Chairmen Hall and Palazzo Statements on House Passage of FAA Reauthorization

Feb 3, 2012

WASHINGTON, D.C. – Today the House of Representatives passed H.R. 658, a bill reauthorizing the Federal Aviation Administration (FAA) through Fiscal Year 2015.  Within the Science, Space, and Technology Committee’s jurisdiction, the bill authorizes $168 million annually through 2015 for the agency’s Research, Engineering, and Development account.  Chairman Ralph Hall (R-TX) and Space and Aeronautics Subcommittee Chairman Steven Palazzo (R-MS) were the two Republican conferees representing the Committee in negotiating a final agreement on the bill.

Chairman Hall:

The FAA underpins our nation’s economy and helps sustain a high quality of life, enabling people to travel safely, reliably, conveniently, and relatively inexpensively to virtually every corner of the nation and the world.  A robust research and development program is fundamental to FAA’s role.  The NextGen program, which is expected to cost well over $20 billion when completed, will modernize our air traffic control system to accommodate ever-increasing numbers of flights, but doing so safely, efficiently, and with less fuel burn."

Chairman Palazzo:

The research and development portion of this bill is fiscally responsible and provides crucial research and development dollars.  These are the kinds of investments we must make to ensure America continues to lead the world in innovative air traffic control technologies, and to enable safe and efficient air travel.”

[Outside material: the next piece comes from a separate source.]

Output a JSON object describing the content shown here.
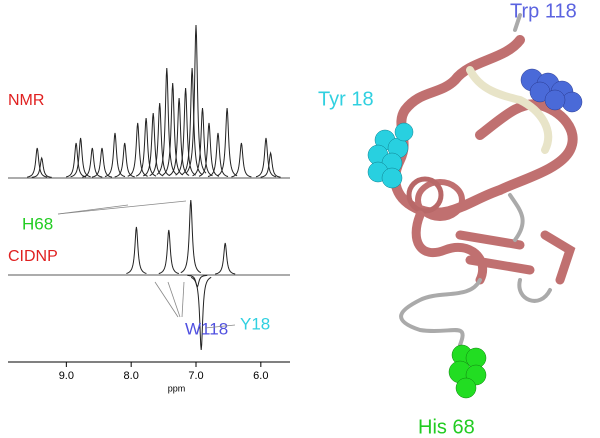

H.R. 658, the first FAA reauthorization bill Congress has passed in eight years, was approved today by a vote of 248-169. The legislation is expected to be considered by the Senate early next week.  Among other things, the bill’s Research, Engineering and Development title provides the FAA new policy direction related to research on unmanned aircraft systems, developing technologies to modernize our air traffic control system, and ongoing research enabling safer, more reliable, and more fuel efficient aircraft.